Teresa Burga
Born in 1935 in Iquitos Peru / Lives in Lima, Peru
Adriano Pedrosa (AP): What is your background?
Teresa Burga (TB): I took two years of architecture and then enrolled in visual arts at Universidad Católica, in Lima, graduating in 1964. In 1968 I went to Chicago, earning my MFA at the School of the Art Institute of Chicago in 1972.
AP: When did you make Autorretrato, and what was the initial idea of that artwork?
TB: I went to Germany after Chicago, then returned to Peru and exhibited Autorretrato at the Instituto de Cultura Peruana Norte-Americano, during the time of President Velasco. The idea was to present a self-portrait. I asked some physician friends at the naval hospital to sample my blood and take an electrocardiogram, recording my heart. Then I took the photos. They did it all in just one day, June 9, 1972. At the end of the day, I leaned against the wall and traced the outline of my body on paper, took the measurements of my face, and wrote on the photographs. I finished the work at 5 a.m.

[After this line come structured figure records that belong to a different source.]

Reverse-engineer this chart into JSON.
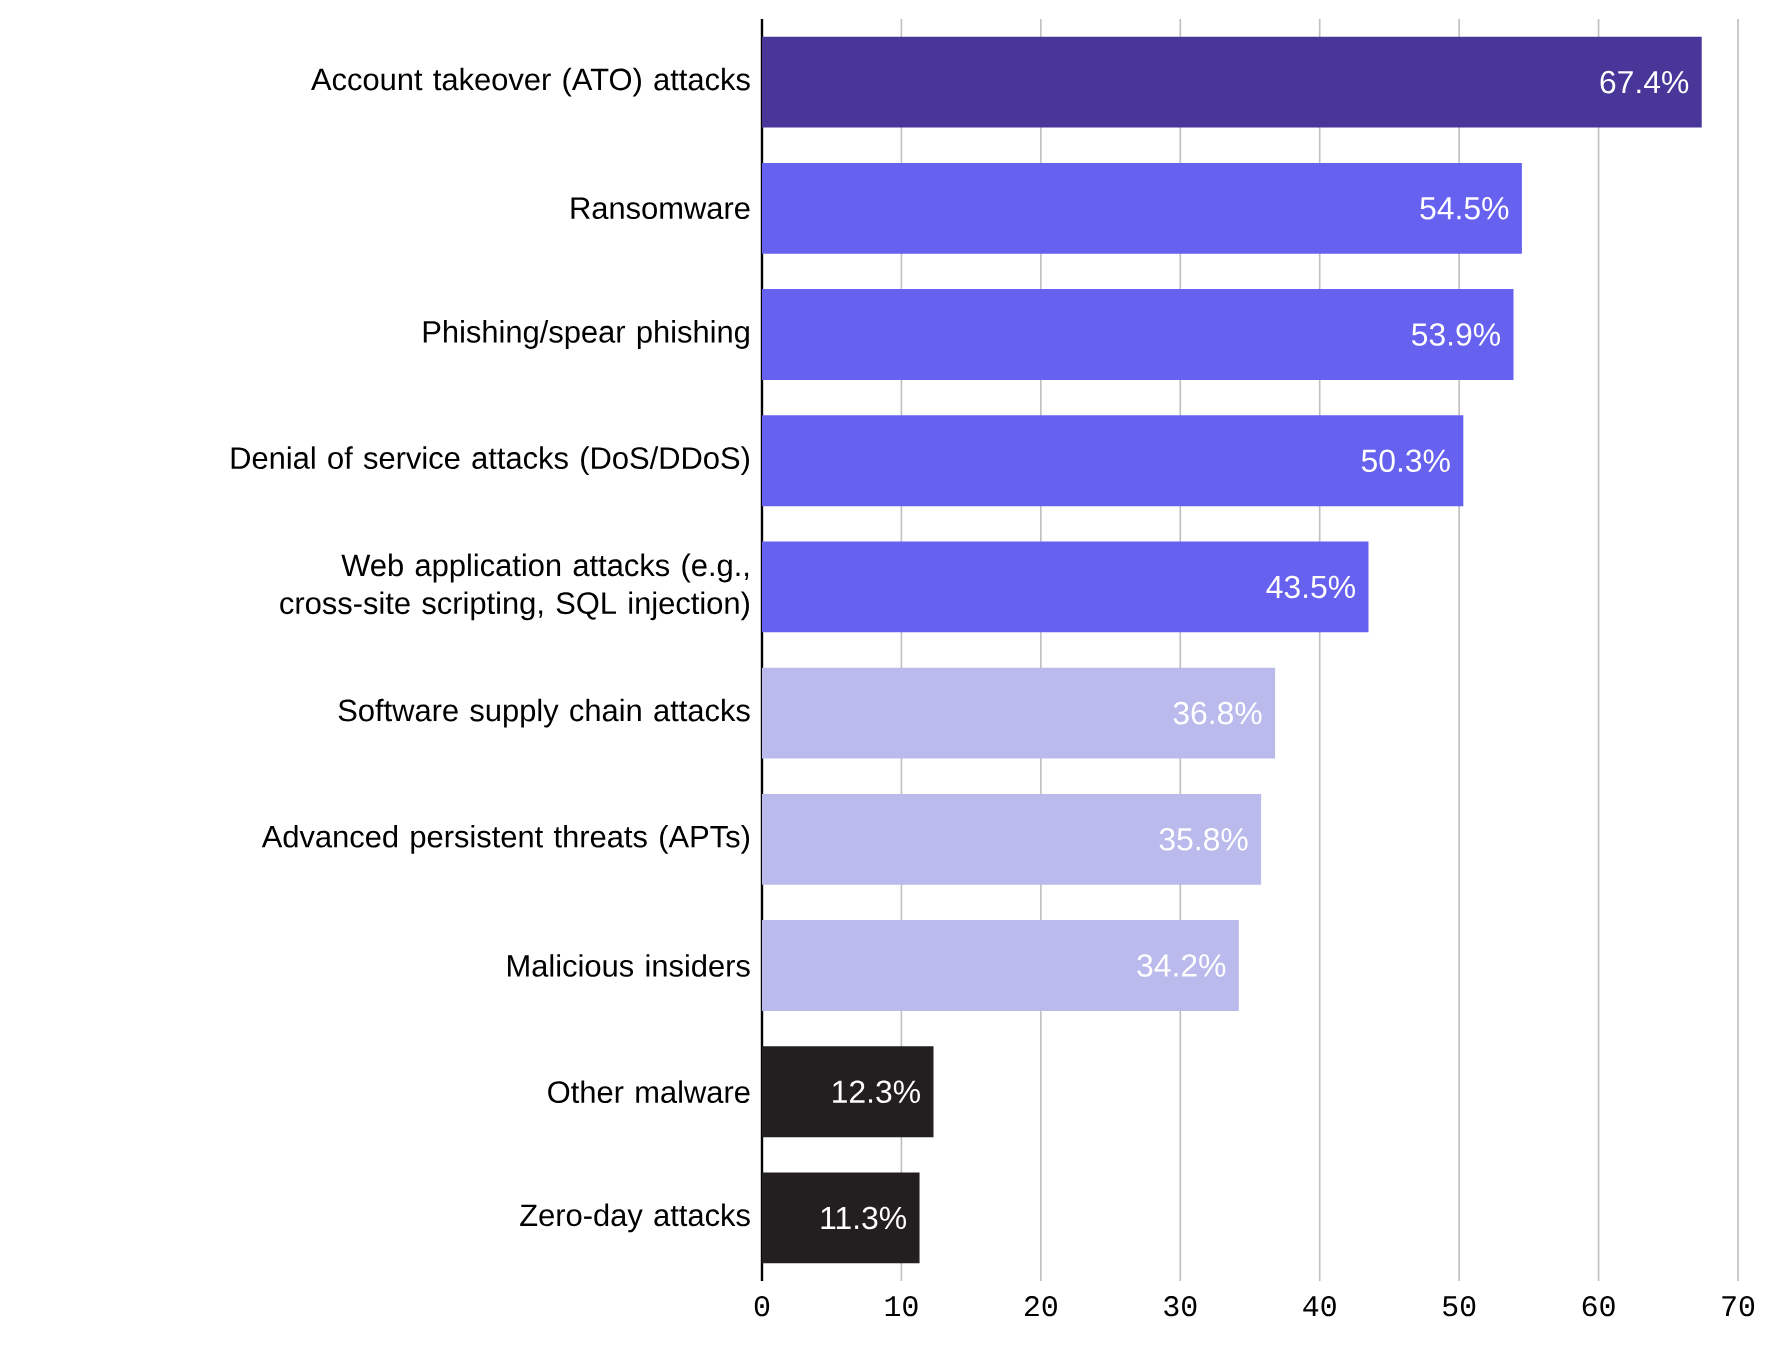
{
  "chart_data": {
    "type": "bar",
    "orientation": "horizontal",
    "categories": [
      "Account takeover (ATO) attacks",
      "Ransomware",
      "Phishing/spear phishing",
      "Denial of service attacks (DoS/DDoS)",
      "Web application attacks (e.g., cross-site scripting, SQL injection)",
      "Software supply chain attacks",
      "Advanced persistent threats (APTs)",
      "Malicious insiders",
      "Other malware",
      "Zero-day attacks"
    ],
    "values": [
      67.4,
      54.5,
      53.9,
      50.3,
      43.5,
      36.8,
      35.8,
      34.2,
      12.3,
      11.3
    ],
    "value_labels": [
      "67.4%",
      "54.5%",
      "53.9%",
      "50.3%",
      "43.5%",
      "36.8%",
      "35.8%",
      "34.2%",
      "12.3%",
      "11.3%"
    ],
    "colors": [
      "#483698",
      "#6761f0",
      "#6761f0",
      "#6761f0",
      "#6761f0",
      "#babaed",
      "#babaed",
      "#babaed",
      "#231f20",
      "#231f20"
    ],
    "xlim": [
      0,
      70
    ],
    "xticks": [
      0,
      10,
      20,
      30,
      40,
      50,
      60,
      70
    ],
    "grid": "x"
  }
}
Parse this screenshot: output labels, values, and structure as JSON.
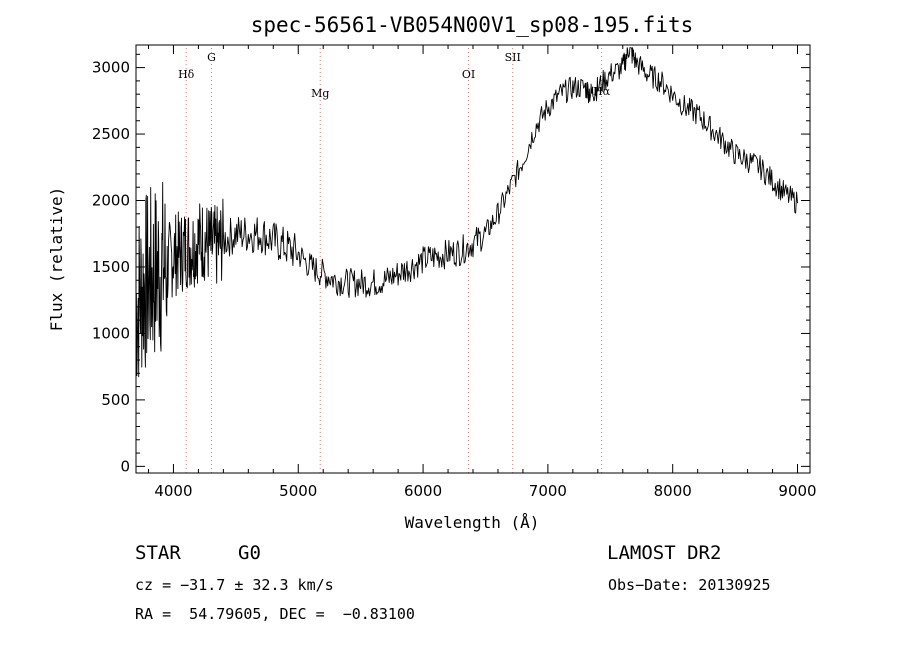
{
  "chart_data": {
    "type": "line",
    "title": "spec-56561-VB054N00V1_sp08-195.fits",
    "xlabel": "Wavelength (Å)",
    "ylabel": "Flux (relative)",
    "xlim": [
      3700,
      9100
    ],
    "ylim": [
      -50,
      3170
    ],
    "x_ticks": [
      4000,
      5000,
      6000,
      7000,
      8000,
      9000
    ],
    "y_ticks": [
      0,
      500,
      1000,
      1500,
      2000,
      2500,
      3000
    ],
    "grid": false,
    "series": [
      {
        "color": "#000000",
        "x": [
          3700,
          3750,
          3800,
          3850,
          3900,
          3950,
          4000,
          4050,
          4100,
          4150,
          4200,
          4250,
          4300,
          4350,
          4400,
          4500,
          4600,
          4700,
          4800,
          4900,
          5000,
          5100,
          5200,
          5300,
          5400,
          5500,
          5600,
          5700,
          5800,
          5900,
          6000,
          6100,
          6200,
          6300,
          6400,
          6500,
          6600,
          6700,
          6800,
          6900,
          7000,
          7100,
          7200,
          7300,
          7350,
          7400,
          7500,
          7600,
          7650,
          7700,
          7800,
          7900,
          8000,
          8100,
          8200,
          8300,
          8400,
          8500,
          8600,
          8700,
          8800,
          8900,
          9000
        ],
        "y": [
          1200,
          1350,
          1400,
          1450,
          1500,
          1500,
          1600,
          1600,
          1650,
          1650,
          1700,
          1700,
          1650,
          1650,
          1700,
          1750,
          1750,
          1750,
          1700,
          1650,
          1600,
          1500,
          1450,
          1400,
          1380,
          1380,
          1380,
          1400,
          1450,
          1500,
          1550,
          1580,
          1600,
          1620,
          1680,
          1750,
          1900,
          2100,
          2300,
          2550,
          2700,
          2800,
          2850,
          2850,
          2800,
          2850,
          2950,
          3000,
          3150,
          3050,
          2950,
          2900,
          2800,
          2700,
          2650,
          2550,
          2450,
          2350,
          2300,
          2250,
          2150,
          2050,
          1980
        ]
      }
    ],
    "lines": [
      {
        "label": "Hδ",
        "x": 4102
      },
      {
        "label": "G",
        "x": 4305
      },
      {
        "label": "Mg",
        "x": 5176
      },
      {
        "label": "OI",
        "x": 6364
      },
      {
        "label": "SII",
        "x": 6718
      },
      {
        "label": "Hα",
        "x": 7430
      }
    ]
  },
  "footer": {
    "object_type": "STAR",
    "subclass": "G0",
    "survey": "LAMOST DR2",
    "cz": "cz = −31.7 ± 32.3 km/s",
    "obs_date": "Obs−Date: 20130925",
    "coords": "RA =  54.79605, DEC =  −0.83100"
  }
}
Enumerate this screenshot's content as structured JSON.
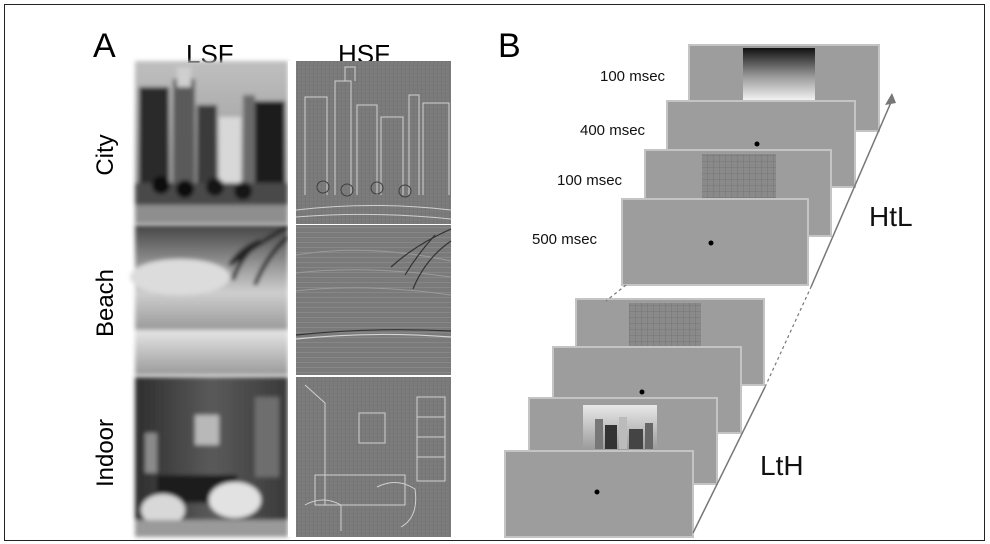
{
  "panel_a": {
    "letter": "A",
    "columns": [
      "LSF",
      "HSF"
    ],
    "rows": [
      "City",
      "Beach",
      "Indoor"
    ]
  },
  "panel_b": {
    "letter": "B",
    "sequence_htl": {
      "label": "HtL",
      "timings": [
        "100 msec",
        "400 msec",
        "100 msec",
        "500 msec"
      ]
    },
    "sequence_lth": {
      "label": "LtH"
    }
  },
  "colors": {
    "screen_fill": "#9d9d9d",
    "screen_border": "#bdbdbd",
    "arrow": "#777777",
    "fixation_dot": "#000000"
  }
}
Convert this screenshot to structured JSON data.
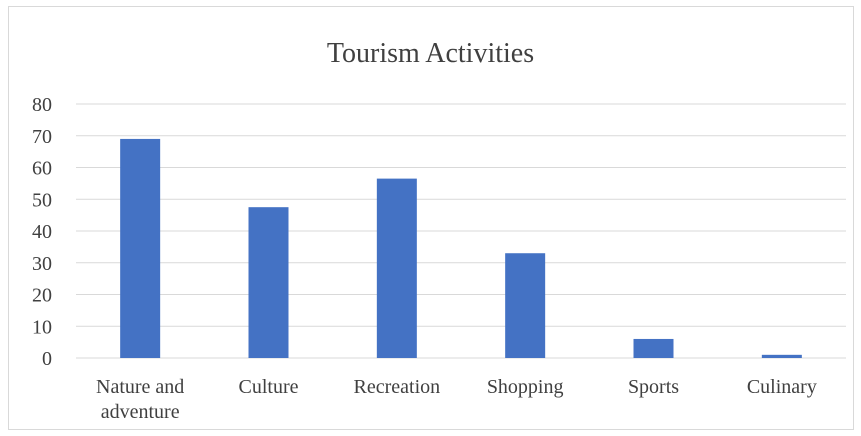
{
  "chart_data": {
    "type": "bar",
    "title": "Tourism Activities",
    "xlabel": "",
    "ylabel": "",
    "categories": [
      "Nature and adventure",
      "Culture",
      "Recreation",
      "Shopping",
      "Sports",
      "Culinary"
    ],
    "category_label_lines": [
      [
        "Nature and",
        "adventure"
      ],
      [
        "Culture"
      ],
      [
        "Recreation"
      ],
      [
        "Shopping"
      ],
      [
        "Sports"
      ],
      [
        "Culinary"
      ]
    ],
    "values": [
      69,
      47.5,
      56.5,
      33,
      6,
      1
    ],
    "ylim": [
      0,
      80
    ],
    "yticks": [
      0,
      10,
      20,
      30,
      40,
      50,
      60,
      70,
      80
    ],
    "grid": true,
    "legend": "none",
    "bar_color": "#4472C4",
    "grid_color": "#d9d9d9",
    "text_color": "#404040"
  }
}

AP: The work is divided into different parts. What are they?
TB: Autorretrato is divided into three categories: “formless face structure,” “formless heart structure,” and “formless blood structure.”
AP: It is hardly a romantic or subjective work, although you are working with the heart and the blood.
TB: It seemed like an idea very close to myself. But entirely without feeling. It’s totally impersonal. That’s what has always guided me, avoiding subjectivity as much as possible. It comes to me from Duchamp’s ideas. For example, I never really choose the color.
AP: Felix Gonzalez-Torres has a series called “Untitled” (Bloodwork— Steady Decline) and “Untitled” (T-Cell Count) that can be related to your work.
TB: Was he dying?
AP: Yes, he had AIDS.
TB: Very interesting.
AP: What was the meaning of making a portrait like that of a woman, here in Lima, at that moment?
TB: That wasn’t the problem. The problem was that artists were making “Peruvian art” because of the military government—figurative things, little dolls.
AP: Very conservative. And there was no conceptual art in Lima then?
TB: No. The conceptual artists were in exile.
AP: The profile, which in Autorretrato is traced on paper, reappears in Perfil de la mujer peruana (Profile of the Peruvian Woman), your last work, a book published in 1981.
TB: Yes. For that work we had an incredible collaboration from the Universidad del Pacífico, helping with the research.
AP: In the first part there are various chapters: affective, social, educational, cultural, linguistic, religious, labor and professional, economic, political, social, legal, and psychological profiles. The cover shows a uterus, which indicates a concern with fertility, sexuality. Was the feminist issue a concern of this work?
TB: You never know where your concern will lead.
AP: When and why did you stop working as an artist?
TB: I worked until 1981. It’s hard to believe, but it was after President Belaúnde came in, in 1980, after the military government. Everything seemed frivolous to me.